Vladislav Felitsianovich Khodasevich

Khodasevich, Vladislav Felitsianovich

 

Born May 16 (28), 1886, in Moscow; died June 14, 1939, in Paris. Russian poet and critic.

Khodasevich, the son of an artist, began publishing his works in 1905. A traditionalist and an adherent of classical verse form. he wrote poetry that was decadent in content, for example, the collections Youth (1908) and A Happy Little House (1914). His hostility to the October Revolution of 1917 and his later tendency toward misanthropy and nihilism were reflected in motifs of underground life and flight from reality in the collections The Way of Grain (1920) and The Heavy Lyre (1922).

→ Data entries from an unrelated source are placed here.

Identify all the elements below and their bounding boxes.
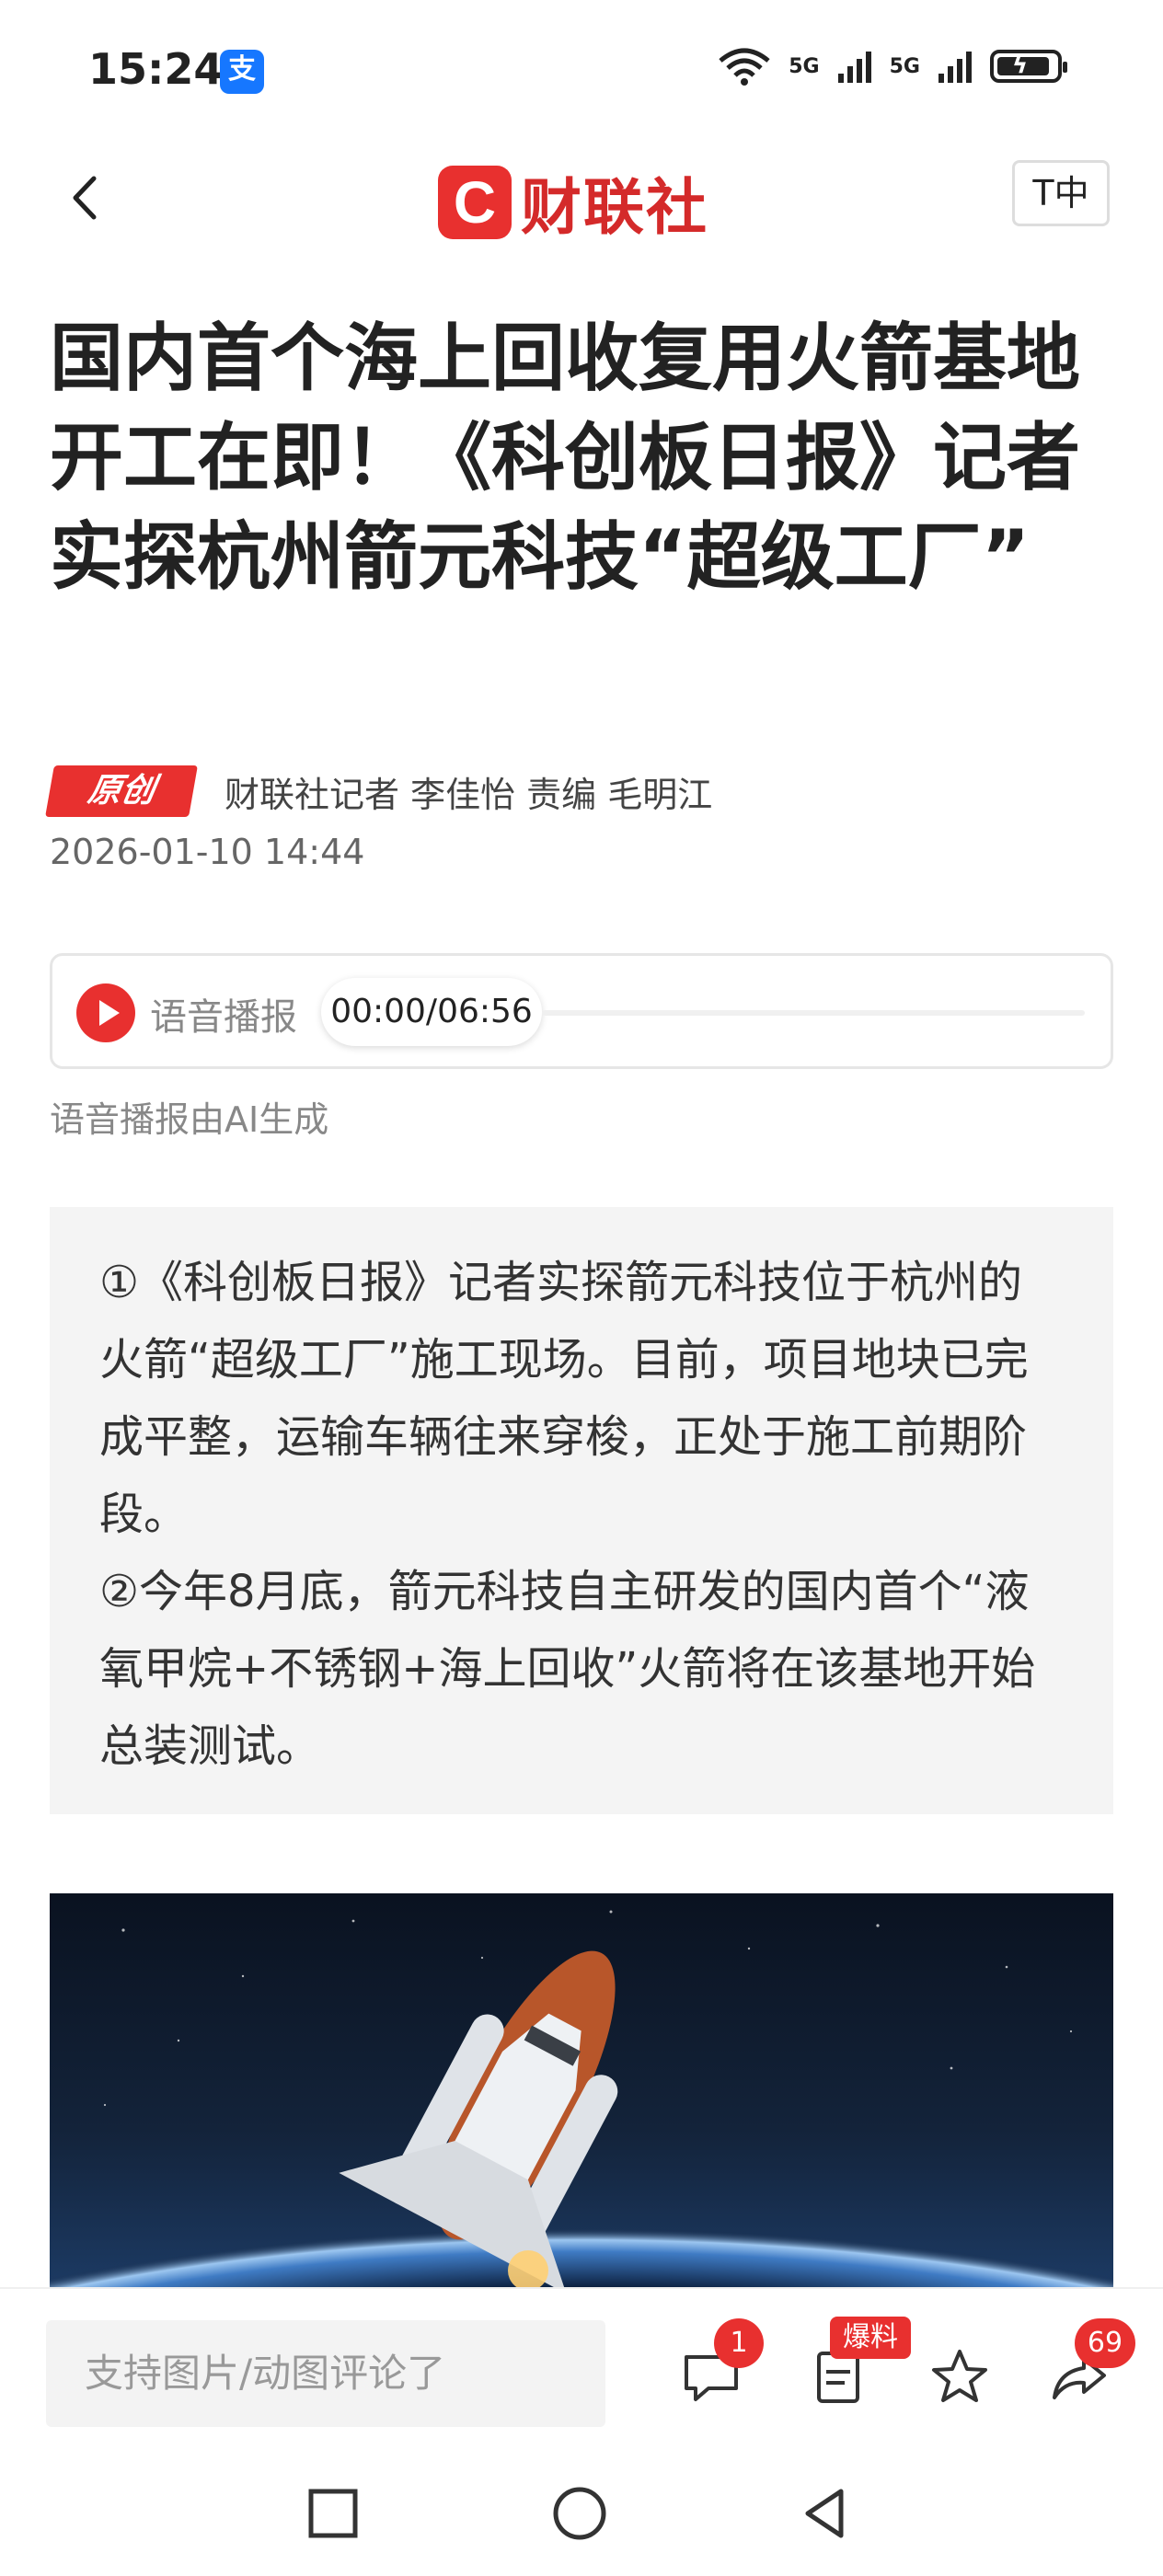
network-type-2: 5G — [889, 54, 920, 78]
battery-icon: ϟ — [990, 50, 1067, 83]
audio-progress-track[interactable] — [542, 1010, 1085, 1016]
article-hero-image[interactable] — [50, 1893, 1113, 2287]
app-header: C 财联社 T中 — [0, 147, 1163, 248]
share-count-badge: 69 — [1075, 2318, 1135, 2368]
play-icon[interactable] — [76, 983, 135, 1042]
signal-icon — [937, 48, 973, 85]
publish-time: 2026-01-10 14:44 — [50, 832, 365, 872]
status-indicators: 5G 5G ϟ — [717, 46, 1067, 86]
brand-logo: C 财联社 — [438, 158, 708, 247]
news-tip-badge: 爆料 — [830, 2317, 911, 2359]
star-icon[interactable] — [927, 2344, 992, 2409]
summary-point-1: ①《科创板日报》记者实探箭元科技位于杭州的火箭“超级工厂”施工现场。目前，项目地… — [99, 1257, 1029, 1540]
status-time: 15:24 — [88, 44, 224, 94]
audio-progress-thumb[interactable]: 00:00/06:56 — [321, 978, 542, 1046]
circle-icon[interactable] — [550, 2484, 609, 2543]
summary-point-2: ②今年8月底，箭元科技自主研发的国内首个“液氧甲烷+不锈钢+海上回收”火箭将在该… — [99, 1566, 1036, 1772]
signal-icon — [836, 48, 873, 85]
comment-input[interactable]: 支持图片/动图评论了 — [46, 2320, 605, 2427]
triangle-back-icon[interactable] — [797, 2484, 856, 2543]
charging-icon: ϟ — [1012, 52, 1029, 79]
status-bar: 15:24 支 5G 5G ϟ — [0, 0, 1163, 138]
wifi-icon — [717, 46, 772, 86]
network-type-1: 5G — [789, 54, 820, 78]
system-navigation-bar — [0, 2453, 1163, 2576]
article-title: 国内首个海上回收复用火箭基地开工在即！《科创板日报》记者实探杭州箭元科技“超级工… — [50, 316, 1080, 600]
logo-text: 财联社 — [521, 172, 708, 243]
audio-label: 语音播报 — [150, 996, 297, 1039]
back-icon[interactable] — [55, 166, 110, 230]
logo-mark: C — [438, 166, 512, 239]
article-meta: 原创 财联社记者 李佳怡 责编 毛明江 — [45, 765, 713, 817]
comment-count-badge: 1 — [714, 2318, 764, 2368]
original-badge: 原创 — [45, 765, 198, 817]
ai-note: 语音播报由AI生成 — [50, 1099, 329, 1140]
bottom-action-bar: 支持图片/动图评论了 1 爆料 69 — [0, 2287, 1163, 2455]
audio-player: 语音播报 00:00/06:56 — [50, 953, 1113, 1069]
summary-box: ①《科创板日报》记者实探箭元科技位于杭州的火箭“超级工厂”施工现场。目前，项目地… — [50, 1207, 1113, 1814]
author-line: 财联社记者 李佳怡 责编 毛明江 — [225, 774, 713, 815]
alipay-icon: 支 — [220, 50, 264, 94]
font-size-button[interactable]: T中 — [1012, 160, 1110, 226]
square-icon[interactable] — [304, 2484, 363, 2543]
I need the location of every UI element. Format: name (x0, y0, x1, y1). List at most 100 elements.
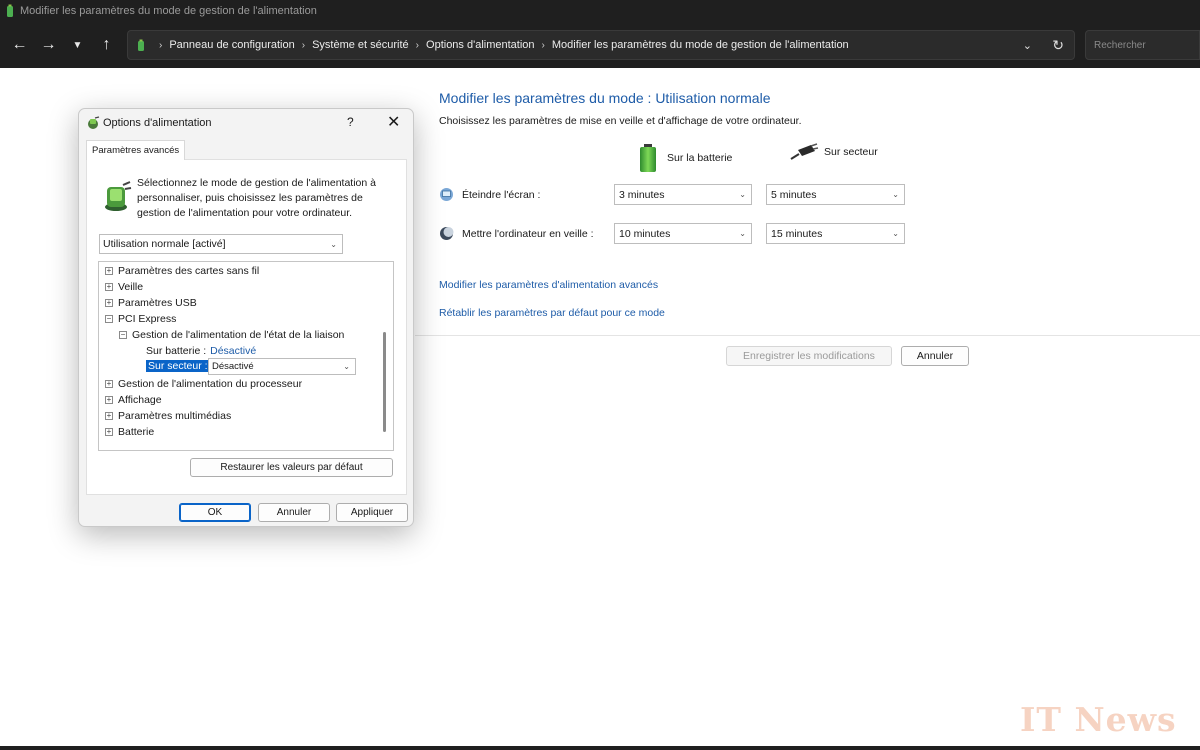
dialog-title: Options d'alimentation (103, 117, 212, 129)
tree-item-processor[interactable]: + Gestion de l'alimentation du processeu… (105, 378, 302, 390)
expand-icon[interactable]: + (105, 267, 113, 275)
refresh-icon[interactable]: ↻ (1052, 37, 1064, 54)
moon-icon (440, 227, 454, 240)
display-battery-select[interactable]: 3 minutes ⌄ (614, 184, 752, 205)
tree-label: Sur batterie : (146, 345, 207, 357)
collapse-icon[interactable]: − (119, 331, 127, 339)
display-plugged-select[interactable]: 5 minutes ⌄ (766, 184, 905, 205)
up-icon[interactable]: ↑ (92, 30, 121, 60)
search-placeholder: Rechercher (1094, 39, 1146, 51)
plugged-value-select[interactable]: Désactivé ⌄ (208, 358, 356, 375)
help-button[interactable]: ? (347, 115, 354, 129)
sleep-label: Mettre l'ordinateur en veille : (462, 227, 594, 240)
save-changes-button[interactable]: Enregistrer les modifications (726, 346, 892, 366)
divider (415, 335, 1200, 336)
display-plugged-value: 5 minutes (771, 188, 817, 201)
battery-icon (640, 144, 656, 172)
sleep-battery-value: 10 minutes (619, 227, 671, 240)
recent-locations-icon[interactable]: ▼ (63, 30, 92, 60)
breadcrumb-control-panel[interactable]: Panneau de configuration (169, 39, 294, 51)
collapse-icon[interactable]: − (105, 315, 113, 323)
tree-label-selected: Sur secteur : (146, 360, 210, 372)
expand-icon[interactable]: + (105, 396, 113, 404)
tree-label: Paramètres USB (118, 297, 197, 309)
tree-item-link-state[interactable]: − Gestion de l'alimentation de l'état de… (119, 329, 344, 341)
tab-advanced-settings[interactable]: Paramètres avancés (86, 140, 186, 160)
bottom-edge (0, 746, 1200, 750)
page-title: Modifier les paramètres du mode : Utilis… (439, 90, 771, 106)
chevron-down-icon: ⌄ (739, 190, 746, 199)
sleep-plugged-value: 15 minutes (771, 227, 823, 240)
power-plan-select[interactable]: Utilisation normale [activé] ⌄ (99, 234, 343, 254)
power-options-icon (88, 116, 100, 129)
power-options-icon (7, 4, 13, 17)
expand-icon[interactable]: + (105, 412, 113, 420)
sleep-battery-select[interactable]: 10 minutes ⌄ (614, 223, 752, 244)
search-input[interactable]: Rechercher (1085, 30, 1200, 60)
settings-tree: + Paramètres des cartes sans fil + Veill… (98, 261, 394, 451)
plugged-value: Désactivé (212, 361, 254, 372)
apply-button[interactable]: Appliquer (336, 503, 408, 522)
tree-item-display[interactable]: + Affichage (105, 394, 162, 406)
tree-label: Veille (118, 281, 144, 293)
cancel-button[interactable]: Annuler (901, 346, 969, 366)
chevron-right-icon: › (301, 39, 306, 51)
expand-icon[interactable]: + (105, 283, 113, 291)
turn-off-display-row: Éteindre l'écran : (439, 187, 540, 202)
advanced-settings-link[interactable]: Modifier les paramètres d'alimentation a… (439, 279, 658, 291)
column-header-plugged: Sur secteur (789, 143, 878, 161)
dialog-description: Sélectionnez le mode de gestion de l'ali… (137, 177, 376, 219)
expand-icon[interactable]: + (105, 299, 113, 307)
window-titlebar: Modifier les paramètres du mode de gesti… (0, 0, 1200, 22)
chevron-down-icon: ⌄ (330, 239, 337, 249)
back-icon[interactable]: ← (5, 30, 34, 60)
tree-item-sleep[interactable]: + Veille (105, 281, 143, 293)
plug-icon (790, 143, 819, 160)
tree-item-pci-express[interactable]: − PCI Express (105, 313, 176, 325)
tree-item-on-battery[interactable]: Sur batterie : Désactivé (146, 345, 256, 357)
tree-scrollbar[interactable] (383, 332, 386, 432)
ok-button[interactable]: OK (179, 503, 251, 522)
forward-icon[interactable]: → (34, 30, 63, 60)
chevron-right-icon: › (159, 39, 163, 51)
chevron-down-icon: ⌄ (892, 229, 899, 238)
tree-label: Paramètres multimédias (118, 410, 232, 422)
power-plan-value: Utilisation normale [activé] (103, 238, 226, 250)
tree-item-battery[interactable]: + Batterie (105, 426, 154, 438)
dialog-cancel-button[interactable]: Annuler (258, 503, 330, 522)
expand-icon[interactable]: + (105, 380, 113, 388)
tree-label: PCI Express (118, 313, 177, 325)
tree-item-usb[interactable]: + Paramètres USB (105, 297, 197, 309)
breadcrumb-current[interactable]: Modifier les paramètres du mode de gesti… (552, 39, 849, 51)
control-panel-icon (138, 39, 144, 51)
turn-off-display-label: Éteindre l'écran : (462, 188, 541, 201)
power-plan-icon (105, 181, 132, 211)
tree-label: Batterie (118, 426, 155, 438)
column-label-plugged: Sur secteur (824, 146, 878, 158)
navigation-bar: ← → ▼ ↑ › Panneau de configuration › Sys… (0, 22, 1200, 68)
restore-defaults-button[interactable]: Restaurer les valeurs par défaut (190, 458, 393, 477)
column-label-battery: Sur la batterie (667, 152, 733, 164)
window-title: Modifier les paramètres du mode de gesti… (20, 5, 317, 17)
breadcrumb-system-security[interactable]: Système et sécurité (312, 39, 409, 51)
tree-item-multimedia[interactable]: + Paramètres multimédias (105, 410, 231, 422)
tree-item-plugged[interactable]: Sur secteur : (146, 360, 210, 372)
sleep-row: Mettre l'ordinateur en veille : (439, 226, 594, 241)
chevron-right-icon: › (415, 39, 420, 51)
chevron-down-icon: ⌄ (343, 362, 350, 371)
tree-label: Gestion de l'alimentation du processeur (118, 378, 303, 390)
chevron-down-icon: ⌄ (739, 229, 746, 238)
on-battery-value[interactable]: Désactivé (210, 345, 256, 357)
tree-item-wireless[interactable]: + Paramètres des cartes sans fil (105, 265, 259, 277)
tree-label: Gestion de l'alimentation de l'état de l… (132, 329, 345, 341)
chevron-down-icon[interactable]: ⌄ (1023, 39, 1032, 52)
column-header-battery: Sur la batterie (637, 143, 732, 173)
tree-label: Paramètres des cartes sans fil (118, 265, 260, 277)
breadcrumb-power-options[interactable]: Options d'alimentation (426, 39, 535, 51)
sleep-plugged-select[interactable]: 15 minutes ⌄ (766, 223, 905, 244)
address-bar[interactable]: › Panneau de configuration › Système et … (127, 30, 1075, 60)
expand-icon[interactable]: + (105, 428, 113, 436)
tree-label: Affichage (118, 394, 162, 406)
close-icon[interactable]: ✕ (387, 112, 400, 132)
restore-defaults-link[interactable]: Rétablir les paramètres par défaut pour … (439, 307, 665, 319)
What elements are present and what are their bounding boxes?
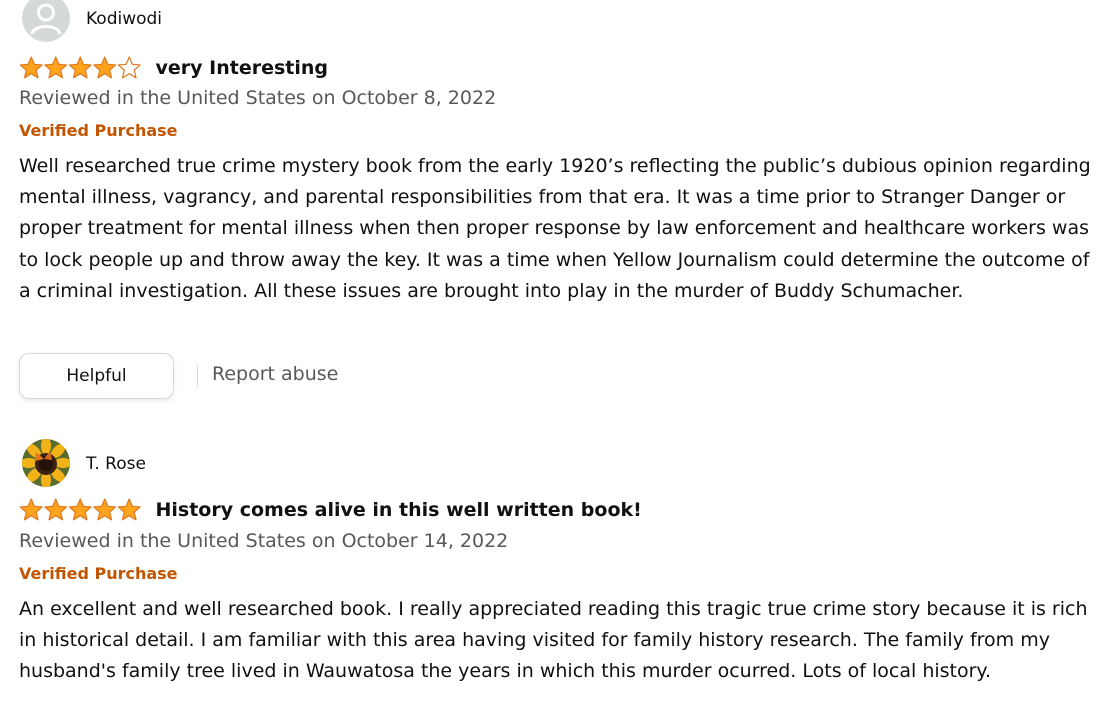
report-abuse-link[interactable]: Report abuse (212, 362, 338, 386)
helpful-button[interactable]: Helpful (19, 353, 174, 399)
action-divider (197, 365, 198, 387)
star-filled-icon (19, 498, 43, 521)
sunflower-butterfly-avatar-icon[interactable] (22, 439, 70, 487)
star-filled-icon (19, 56, 43, 79)
star-filled-icon (68, 56, 92, 79)
star-rating[interactable] (19, 498, 142, 522)
star-filled-icon (44, 498, 68, 521)
star-filled-icon (117, 498, 141, 521)
review-date: Reviewed in the United States on October… (19, 530, 509, 552)
review-body: An excellent and well researched book. I… (19, 598, 1088, 683)
review-title-row: History comes alive in this well written… (19, 497, 642, 523)
review-title-row: very Interesting (19, 55, 328, 81)
star-rating-graphic (19, 498, 141, 521)
star-rating[interactable] (19, 56, 142, 80)
star-filled-icon (93, 56, 117, 79)
reviewer-profile[interactable]: T. Rose (19, 437, 1099, 487)
verified-purchase-badge[interactable]: Verified Purchase (19, 121, 178, 141)
review-title[interactable]: very Interesting (156, 56, 329, 80)
review-date: Reviewed in the United States on October… (19, 87, 497, 109)
reviewer-profile[interactable]: Kodiwodi (19, 0, 1099, 42)
default-user-avatar-icon[interactable] (22, 0, 70, 42)
star-filled-icon (44, 56, 68, 79)
star-empty-icon (117, 56, 141, 79)
reviewer-name[interactable]: Kodiwodi (86, 9, 162, 29)
reviewer-name[interactable]: T. Rose (86, 454, 146, 474)
review-actions: Helpful Report abuse (19, 352, 338, 400)
star-filled-icon (93, 498, 117, 521)
review-body: Well researched true crime mystery book … (19, 155, 1091, 302)
review-card: Kodiwodi very Interesting Reviewed in th… (19, 0, 1099, 399)
star-filled-icon (68, 498, 92, 521)
verified-purchase-badge[interactable]: Verified Purchase (19, 564, 178, 584)
review-title[interactable]: History comes alive in this well written… (156, 498, 642, 522)
review-card: T. Rose History comes alive in this well… (19, 437, 1099, 682)
star-rating-graphic (19, 56, 141, 79)
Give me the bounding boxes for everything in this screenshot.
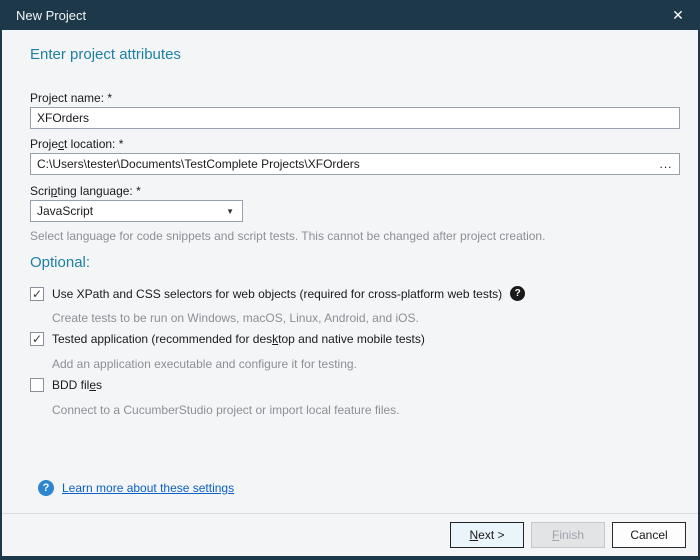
- project-location-label: Project location: *: [30, 137, 123, 151]
- optional-heading: Optional:: [30, 254, 90, 271]
- xpath-css-checkbox-label: Use XPath and CSS selectors for web obje…: [52, 287, 502, 301]
- bdd-files-checkbox-row[interactable]: BDD files: [30, 378, 102, 392]
- close-icon[interactable]: ✕: [656, 0, 700, 30]
- footer-divider: [2, 513, 698, 514]
- xpath-css-info-icon[interactable]: ?: [510, 286, 525, 301]
- finish-button: Finish: [531, 522, 605, 548]
- scripting-language-label: Scripting language: *: [30, 184, 141, 198]
- xpath-css-help: Create tests to be run on Windows, macOS…: [52, 311, 419, 325]
- scripting-language-help: Select language for code snippets and sc…: [30, 229, 545, 243]
- learn-more-link[interactable]: Learn more about these settings: [62, 481, 234, 495]
- browse-button[interactable]: ...: [653, 154, 679, 174]
- titlebar: New Project ✕: [0, 0, 700, 30]
- bdd-files-checkbox-label: BDD files: [52, 378, 102, 392]
- project-location-input[interactable]: [31, 154, 653, 174]
- tested-application-checkbox-label: Tested application (recommended for desk…: [52, 332, 425, 346]
- new-project-dialog: New Project ✕ Enter project attributes P…: [0, 0, 700, 560]
- scripting-language-value: JavaScript: [37, 204, 226, 218]
- tested-application-help: Add an application executable and config…: [52, 357, 357, 371]
- next-button[interactable]: Next >: [450, 522, 524, 548]
- dialog-body: Enter project attributes Project name: *…: [2, 30, 698, 556]
- scripting-language-select[interactable]: JavaScript ▼: [30, 200, 243, 222]
- xpath-css-checkbox-row[interactable]: ✓ Use XPath and CSS selectors for web ob…: [30, 286, 525, 301]
- project-location-field: ...: [30, 153, 680, 175]
- project-name-input[interactable]: [30, 107, 680, 129]
- learn-more-row: ? Learn more about these settings: [38, 480, 234, 496]
- cancel-button[interactable]: Cancel: [612, 522, 686, 548]
- xpath-css-checkbox[interactable]: ✓: [30, 287, 44, 301]
- chevron-down-icon: ▼: [226, 207, 242, 216]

In 1922, Khodasevich went abroad, and in 1925 he became associated with White émigrés and published anti-Soviet articles. He criticized the bourgeois civilization of the West in certain poems, for example, “European Night.” The following works of literary scholarship by Khodasevich have retained their importance: Pushkin’s Poetical Assets (1924), Derzhavin (1931), and On Pushkin (1937).

WORKS

Sobr. stikhov. Paris, 1927.
Literaturnye stat’i i vospominaniia. New York, 1954.
“Evropeiskaia noch’.” [Stikhotvoreniia.] Moskva. 1963, no. 1.

REFERENCE

“Gor’kii i sovetskie pisateli: Neizdannaia perepiska.” In Lit. nasledstvo, vol. 70. Moscow, 1963.
Orlov, V. “Minuvshii den: Poety nachala veka.” In his Pereput’ia: Iz istorii russkoipoezii nachala XX v. Moscow, 1976.